87th AMS Annual Meeting

Tuesday, 16 January 2007: 3:30 PM
Nonlinear principal component analysis: A new information criterion for model selection in noisy climate datasets (Invited Speaker)
210B (Henry B. Gonzalez Convention Center)
William W. Hsieh, Univ. of British Columbia, Vancouver, BC, Canada
With very noisy data, overfitting is a serious problem in pattern recognition. For nonlinear regression, having plentiful data eliminates overfitting, but for nonlinear principal component analysis (NLPCA), overfitting persists even with plentiful data. Thus simply minimizing the mean square error (MSE) is not a sufficient criterion for NLPCA to find good solutions in noisy data. A new holistic information criterion H is proposed which selects the curve with the right amount of flexibility so it neither underfits nor overfits.

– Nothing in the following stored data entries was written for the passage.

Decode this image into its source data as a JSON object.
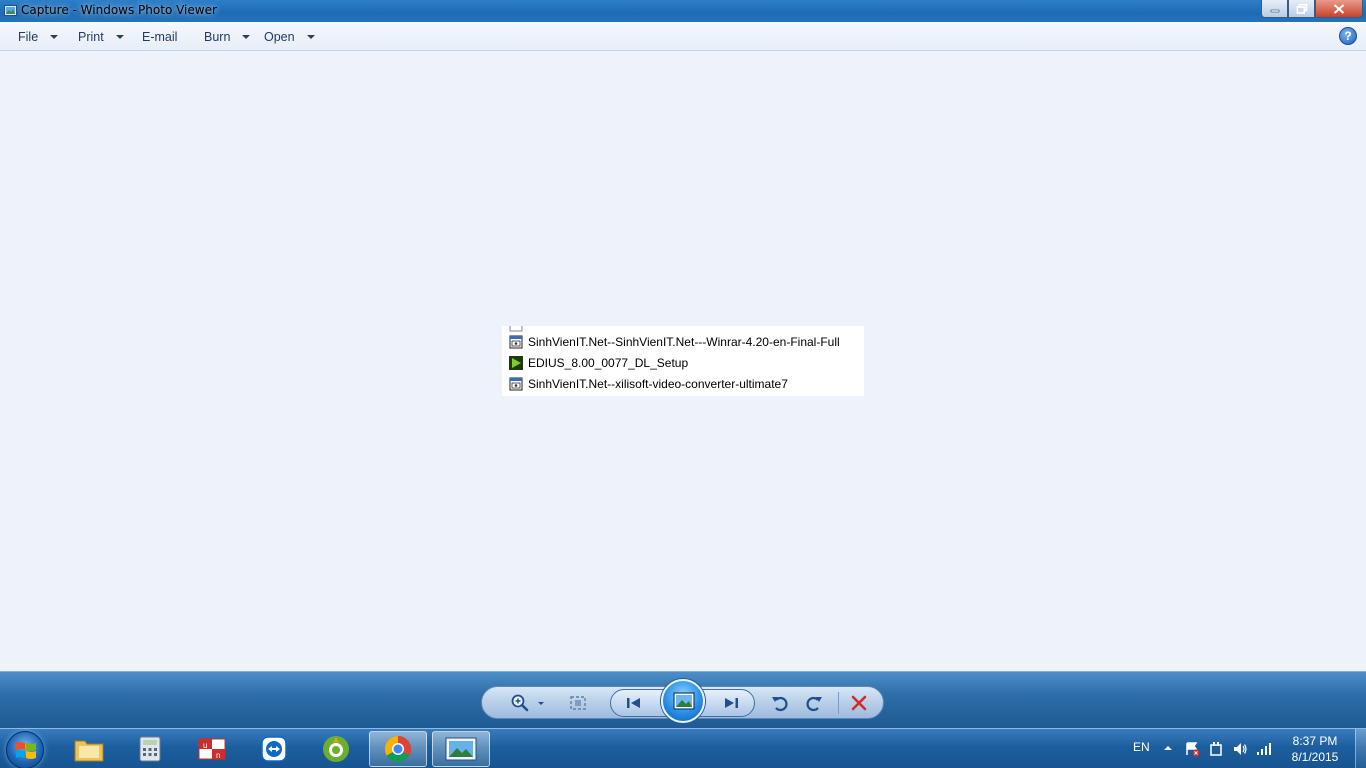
{
  "window": {
    "title": "Capture - Windows Photo Viewer"
  },
  "menu": {
    "file": "File",
    "print": "Print",
    "email": "E-mail",
    "burn": "Burn",
    "open": "Open"
  },
  "photo": {
    "items": [
      {
        "name": "SinhVienIT.Net--SinhVienIT.Net---Winrar-4.20-en-Final-Full",
        "icon": "installer-icon"
      },
      {
        "name": "EDIUS_8.00_0077_DL_Setup",
        "icon": "edius-play-icon"
      },
      {
        "name": "SinhVienIT.Net--xilisoft-video-converter-ultimate7",
        "icon": "installer-icon"
      }
    ]
  },
  "controls": {
    "buttons": [
      "zoom-icon",
      "actual-size-icon",
      "previous-icon",
      "slideshow-icon",
      "next-icon",
      "rotate-counterclockwise-icon",
      "rotate-clockwise-icon",
      "delete-icon"
    ]
  },
  "taskbar": {
    "apps": [
      "file-explorer-icon",
      "calculator-icon",
      "unikey-icon",
      "teamviewer-icon",
      "coc-coc-icon",
      "chrome-icon",
      "photo-viewer-icon"
    ],
    "tray": {
      "language": "EN",
      "time": "8:37 PM",
      "date": "8/1/2015"
    }
  },
  "colors": {
    "viewer_background": "#eef3fb",
    "taskbar": "#1c5f9e",
    "delete_red": "#d42a2a"
  }
}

First, an index is proposed which measures the disparity between the nonlinear principal components u and u′ for a data point x and its nearest neighbor x′. This index I = 1 − C (C being the Spearman rank correlation between u and u′), tends to increase with overfitted solutions. Among NLPCA models with various amounts of flexibility, the one which minimizes the information criterion H (= MSE times I) automatically selects the model with the right amount of flexibility. Tests are performed using autoassociative neural networks for NLPCA on synthetic and real climate data (including the tropical Pacific sea surface temperature and the North American winter surface air temperature) with very good results. This information criterion also automatically chooses between using an open or a closed curve fit for a dataset.